Che lei compone con la batteria: dunque è possibile?
Beh, nella mia cultura è normale trasformare ritmi in sequenze di note. A volte succede il contrario, altre che dal ritmo vengano armonie o linee di basso. Ma senza il ritmo la musica sarebbe morta.
Quanto conta invece la memoria, viste così tante dediche, per il Trilok Gurtu persona?
Conta: ma non deve essere troppa. Se la memoria di un computer è piena non funziona più; se la nostra è zeppa non possiamo creare. Tengo nella memoria quanto mi fa bene, dunque insegnamenti, affetti, mentori. Ma anche cose quotidiane come il cibo italiano! Ho un appartamento a Bossolasco nel Cuneese e lì tra porcini, tartufi, la carne della Granda… Penso di avere più amici allevatori e vignaioli, che artisti.
Da noi ha lavorato con Pino Daniele: che ricordo ha?

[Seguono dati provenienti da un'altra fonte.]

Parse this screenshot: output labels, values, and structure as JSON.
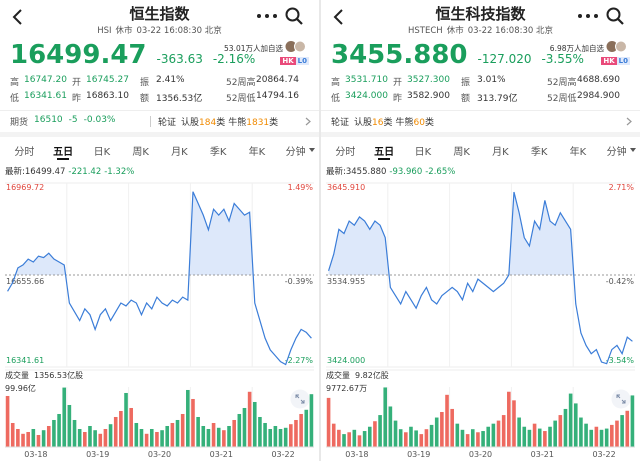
{
  "panels": [
    {
      "title": "恒生指数",
      "code": "HSI",
      "status": "休市",
      "time": "03-22 16:08:30 北京",
      "price": "16499.47",
      "change": "-363.63",
      "change_pct": "-2.16%",
      "followers": "53.01万人加自选",
      "badge": [
        "HK",
        "L0"
      ],
      "stats": [
        [
          "高",
          "16747.20"
        ],
        [
          "开",
          "16745.27"
        ],
        [
          "振",
          "2.41%"
        ],
        [
          "52周高",
          "20864.74"
        ],
        [
          "低",
          "16341.61"
        ],
        [
          "昨",
          "16863.10"
        ],
        [
          "额",
          "1356.53亿"
        ],
        [
          "52周低",
          "14794.16"
        ]
      ],
      "futures": [
        "期货",
        "16510",
        "-5",
        "-0.03%"
      ],
      "warrants": {
        "label": "轮证",
        "call": "认股",
        "call_count": "184",
        "bull": "牛熊",
        "bull_count": "1831",
        "unit": "类"
      },
      "tabs": [
        "分时",
        "五日",
        "日K",
        "周K",
        "月K",
        "季K",
        "年K",
        "分钟"
      ],
      "active_tab": 1,
      "latest": [
        "最新:16499.47",
        "-221.42",
        "-1.32%"
      ],
      "chart": {
        "type": "line",
        "color": "#3b7dd8",
        "ylim": [
          16341.61,
          16969.72
        ],
        "yticks": [
          16341.61,
          16655.66,
          16969.72
        ],
        "pct_labels": [
          "-2.27%",
          "-0.39%",
          "1.49%"
        ],
        "days": [
          "03-18",
          "03-19",
          "03-20",
          "03-21",
          "03-22"
        ],
        "price": [
          16600,
          16630,
          16680,
          16690,
          16710,
          16700,
          16720,
          16715,
          16730,
          16710,
          16700,
          16690,
          16560,
          16530,
          16500,
          16540,
          16520,
          16470,
          16520,
          16540,
          16500,
          16530,
          16560,
          16550,
          16570,
          16560,
          16520,
          16560,
          16540,
          16580,
          16560,
          16550,
          16570,
          16560,
          16580,
          16570,
          16940,
          16900,
          16860,
          16810,
          16880,
          16860,
          16880,
          16840,
          16900,
          16880,
          16860,
          16870,
          16560,
          16500,
          16440,
          16400,
          16380,
          16360,
          16350,
          16400,
          16440,
          16470,
          16460,
          16440
        ],
        "volume": [
          85,
          40,
          30,
          22,
          25,
          30,
          20,
          28,
          35,
          45,
          55,
          99,
          70,
          45,
          30,
          25,
          35,
          28,
          22,
          30,
          38,
          50,
          60,
          90,
          65,
          40,
          30,
          22,
          30,
          25,
          28,
          35,
          40,
          45,
          55,
          95,
          80,
          50,
          35,
          30,
          40,
          32,
          28,
          35,
          45,
          55,
          65,
          92,
          75,
          50,
          40,
          30,
          35,
          30,
          32,
          38,
          45,
          55,
          62,
          88
        ],
        "vol_label": "成交量",
        "vol_total": "1356.53亿股",
        "vol_max": {
          "value": 99.96,
          "label": "99.96亿"
        }
      }
    },
    {
      "title": "恒生科技指数",
      "code": "HSTECH",
      "status": "休市",
      "time": "03-22 16:08:30 北京",
      "price": "3455.880",
      "change": "-127.020",
      "change_pct": "-3.55%",
      "followers": "6.98万人加自选",
      "badge": [
        "HK",
        "L0"
      ],
      "stats": [
        [
          "高",
          "3531.710"
        ],
        [
          "开",
          "3527.300"
        ],
        [
          "振",
          "3.01%"
        ],
        [
          "52周高",
          "4688.690"
        ],
        [
          "低",
          "3424.000"
        ],
        [
          "昨",
          "3582.900"
        ],
        [
          "额",
          "313.79亿"
        ],
        [
          "52周低",
          "2984.900"
        ]
      ],
      "warrants": {
        "label": "轮证",
        "call": "认股",
        "call_count": "16",
        "bull": "牛熊",
        "bull_count": "60",
        "unit": "类"
      },
      "tabs": [
        "分时",
        "五日",
        "日K",
        "周K",
        "月K",
        "季K",
        "年K",
        "分钟"
      ],
      "active_tab": 1,
      "latest": [
        "最新:3455.880",
        "-93.960",
        "-2.65%"
      ],
      "chart": {
        "type": "line",
        "color": "#3b7dd8",
        "ylim": [
          3424,
          3645.91
        ],
        "yticks": [
          {
            "value": 3424,
            "label": "3424.000"
          },
          3534.955,
          {
            "value": 3645.91,
            "label": "3645.910"
          }
        ],
        "pct_labels": [
          "-3.54%",
          "-0.42%",
          "2.71%"
        ],
        "days": [
          "03-18",
          "03-19",
          "03-20",
          "03-21",
          "03-22"
        ],
        "price": [
          3540,
          3560,
          3590,
          3585,
          3600,
          3595,
          3605,
          3600,
          3590,
          3600,
          3595,
          3580,
          3520,
          3510,
          3500,
          3515,
          3505,
          3495,
          3510,
          3520,
          3505,
          3500,
          3510,
          3515,
          3520,
          3515,
          3505,
          3525,
          3515,
          3530,
          3525,
          3520,
          3515,
          3520,
          3525,
          3535,
          3635,
          3610,
          3580,
          3570,
          3600,
          3590,
          3625,
          3600,
          3595,
          3610,
          3600,
          3590,
          3500,
          3465,
          3450,
          3440,
          3445,
          3430,
          3428,
          3445,
          3450,
          3440,
          3460,
          3455
        ],
        "volume": [
          8000,
          3800,
          2800,
          2100,
          2400,
          2800,
          1900,
          2600,
          3300,
          4200,
          5200,
          9700,
          6600,
          4300,
          2900,
          2400,
          3300,
          2700,
          2100,
          2900,
          3600,
          4800,
          5700,
          8500,
          6200,
          3800,
          2800,
          2100,
          2900,
          2400,
          2600,
          3300,
          3800,
          4300,
          5200,
          9000,
          7600,
          4800,
          3300,
          2800,
          3800,
          3000,
          2600,
          3300,
          4300,
          5200,
          6200,
          8700,
          7100,
          4800,
          3800,
          2800,
          3300,
          2800,
          3000,
          3600,
          4300,
          5200,
          5900,
          8400
        ],
        "vol_label": "成交量",
        "vol_total": "9.82亿股",
        "vol_max": {
          "value": 9772.67,
          "label": "9772.67万"
        }
      }
    }
  ]
}
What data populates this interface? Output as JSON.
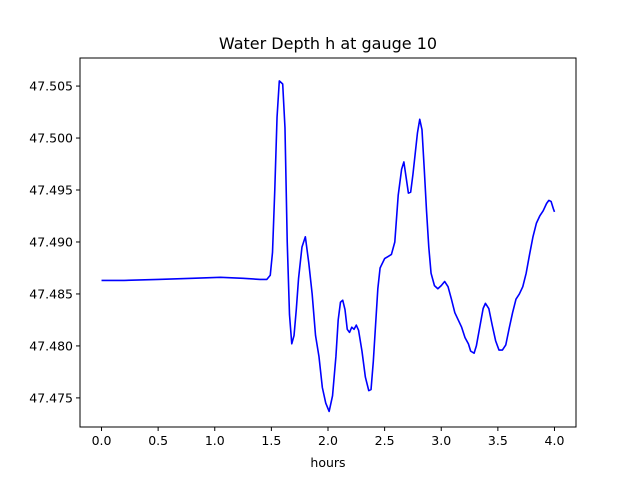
{
  "chart_data": {
    "type": "line",
    "title": "Water Depth h at gauge 10",
    "xlabel": "hours",
    "ylabel": "",
    "xlim": [
      -0.19,
      4.19
    ],
    "ylim": [
      47.4722,
      47.5077
    ],
    "x_ticks": [
      0.0,
      0.5,
      1.0,
      1.5,
      2.0,
      2.5,
      3.0,
      3.5,
      4.0
    ],
    "x_tick_labels": [
      "0.0",
      "0.5",
      "1.0",
      "1.5",
      "2.0",
      "2.5",
      "3.0",
      "3.5",
      "4.0"
    ],
    "y_ticks": [
      47.475,
      47.48,
      47.485,
      47.49,
      47.495,
      47.5,
      47.505
    ],
    "y_tick_labels": [
      "47.475",
      "47.480",
      "47.485",
      "47.490",
      "47.495",
      "47.500",
      "47.505"
    ],
    "grid": false,
    "legend": "none",
    "series": [
      {
        "color": "#0000ff",
        "points": [
          [
            0.0,
            47.4863
          ],
          [
            0.2,
            47.4863
          ],
          [
            0.5,
            47.4864
          ],
          [
            0.8,
            47.4865
          ],
          [
            1.05,
            47.4866
          ],
          [
            1.25,
            47.4865
          ],
          [
            1.4,
            47.4864
          ],
          [
            1.46,
            47.4864
          ],
          [
            1.49,
            47.4868
          ],
          [
            1.51,
            47.489
          ],
          [
            1.53,
            47.495
          ],
          [
            1.55,
            47.502
          ],
          [
            1.57,
            47.5055
          ],
          [
            1.6,
            47.5052
          ],
          [
            1.62,
            47.501
          ],
          [
            1.64,
            47.49
          ],
          [
            1.66,
            47.483
          ],
          [
            1.68,
            47.4802
          ],
          [
            1.7,
            47.481
          ],
          [
            1.72,
            47.4835
          ],
          [
            1.74,
            47.4865
          ],
          [
            1.77,
            47.4895
          ],
          [
            1.8,
            47.4905
          ],
          [
            1.83,
            47.488
          ],
          [
            1.86,
            47.485
          ],
          [
            1.89,
            47.481
          ],
          [
            1.92,
            47.479
          ],
          [
            1.95,
            47.476
          ],
          [
            1.98,
            47.4745
          ],
          [
            2.01,
            47.4737
          ],
          [
            2.04,
            47.4752
          ],
          [
            2.07,
            47.479
          ],
          [
            2.09,
            47.4825
          ],
          [
            2.11,
            47.4842
          ],
          [
            2.13,
            47.4844
          ],
          [
            2.15,
            47.4835
          ],
          [
            2.17,
            47.4816
          ],
          [
            2.19,
            47.4813
          ],
          [
            2.21,
            47.4818
          ],
          [
            2.23,
            47.4816
          ],
          [
            2.25,
            47.482
          ],
          [
            2.27,
            47.4815
          ],
          [
            2.3,
            47.4795
          ],
          [
            2.33,
            47.477
          ],
          [
            2.36,
            47.4757
          ],
          [
            2.38,
            47.4758
          ],
          [
            2.4,
            47.4785
          ],
          [
            2.42,
            47.482
          ],
          [
            2.44,
            47.4855
          ],
          [
            2.46,
            47.4875
          ],
          [
            2.5,
            47.4884
          ],
          [
            2.53,
            47.4886
          ],
          [
            2.56,
            47.4888
          ],
          [
            2.59,
            47.49
          ],
          [
            2.62,
            47.4945
          ],
          [
            2.65,
            47.497
          ],
          [
            2.67,
            47.4977
          ],
          [
            2.69,
            47.4962
          ],
          [
            2.71,
            47.4947
          ],
          [
            2.73,
            47.4948
          ],
          [
            2.75,
            47.4965
          ],
          [
            2.77,
            47.4985
          ],
          [
            2.79,
            47.5005
          ],
          [
            2.81,
            47.5018
          ],
          [
            2.83,
            47.5008
          ],
          [
            2.85,
            47.497
          ],
          [
            2.87,
            47.493
          ],
          [
            2.89,
            47.4895
          ],
          [
            2.91,
            47.487
          ],
          [
            2.94,
            47.4858
          ],
          [
            2.97,
            47.4855
          ],
          [
            3.0,
            47.4858
          ],
          [
            3.03,
            47.4862
          ],
          [
            3.06,
            47.4857
          ],
          [
            3.09,
            47.4845
          ],
          [
            3.12,
            47.4832
          ],
          [
            3.15,
            47.4825
          ],
          [
            3.18,
            47.4818
          ],
          [
            3.21,
            47.4808
          ],
          [
            3.24,
            47.4802
          ],
          [
            3.26,
            47.4795
          ],
          [
            3.29,
            47.4793
          ],
          [
            3.31,
            47.48
          ],
          [
            3.34,
            47.4818
          ],
          [
            3.37,
            47.4836
          ],
          [
            3.39,
            47.4841
          ],
          [
            3.42,
            47.4836
          ],
          [
            3.45,
            47.482
          ],
          [
            3.48,
            47.4805
          ],
          [
            3.51,
            47.4796
          ],
          [
            3.54,
            47.4796
          ],
          [
            3.57,
            47.4801
          ],
          [
            3.6,
            47.4817
          ],
          [
            3.63,
            47.4832
          ],
          [
            3.66,
            47.4845
          ],
          [
            3.69,
            47.485
          ],
          [
            3.72,
            47.4857
          ],
          [
            3.75,
            47.487
          ],
          [
            3.78,
            47.4888
          ],
          [
            3.81,
            47.4905
          ],
          [
            3.84,
            47.4918
          ],
          [
            3.87,
            47.4925
          ],
          [
            3.9,
            47.493
          ],
          [
            3.93,
            47.4937
          ],
          [
            3.95,
            47.494
          ],
          [
            3.97,
            47.4939
          ],
          [
            3.99,
            47.4932
          ],
          [
            4.0,
            47.4929
          ]
        ]
      }
    ]
  }
}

Fantastico. Oltre che come compositore, era unico il suo modo di interpretare la lingua napoletana. Ho suonato anche in Canada con lui, eppure non era il mio mondo fare ogni giorno tutto uguale: Pino era un personaggio, un cuore grande. Veniva a vedermi a Parigi e dalla platea mi gridava: ridendo.
A lei piace il ritmo della nostra contemporaneità?
Dipende da come lo si fa. Come nel cibo conta anche come cucini. Nella musica bisogna essere sé stessi e non imitare; nella vita occorre accettare quanto accade e sforzarsi di cambiare il mondo partendo da noi. Sono un indiano in Germania e lo vedo, che c’è il problema immigrati, che c’è negatività: ma a che serve gridare ai politici di rinunciare alle loro strategie e ai loro interessi? Iniziamo noi, a fare qualcosa. Io in musica provo a portare positività, magari contagerò altri a mutare orizzonti.
Ma oggi che cosa significa fare «musica del mondo»?
Oh, sono tutte etichette per vendere: io uso tanti linguaggi per unire le persone, non m’interessa affatto come definiscono la mia musica; anzi. La musica è musica, non certo jazz, world, free jazz…
Dove trova Trilok Gurtu la Samadhan che evoca nel brano, ovvero l’indiano appagamento con sé stesso?
Nella famiglia, che non ha un compito facile dato che io sono schizzinoso e manicheo; e nel far musica in libertà senza mai pensare al business. Mi arrabbio invece quando vedo tanti giovani che imparano su Youtube in realtà in modo ignorante, senza capire. Ecco, a mio avviso il virus del 2020 è l’ignoranza.
Ora Gurtu va verso una direzione più “classica”?
Nel 2006 con Arkeology avevo già provato un po’ e ora vorrei mi riconoscessero questo nuovo percorso; però anche se ascolto tanta orchestra e amo le big band, non vado verso Stravinsky o Bach e ho scelto dei giovani apposta. Per sviluppare il mio sound grazie alle sonorità possibili con un’orchestra.
Questo sound lo porterà anche in Italia?
Ora ho date a marzo in Svizzera e a maggio a Londra; stiamo per definire Firenze, ma prima arriverò da voi nel GFS Trio con Paolo Fresu e Omar Sosa. Poi aspetto l’invito in Friuli, nei loro festival mi chiamano sempre: per fortuna pure ad assaggiare vini e piatti… Mai solo business, ricordi! Così si fa arte davvero.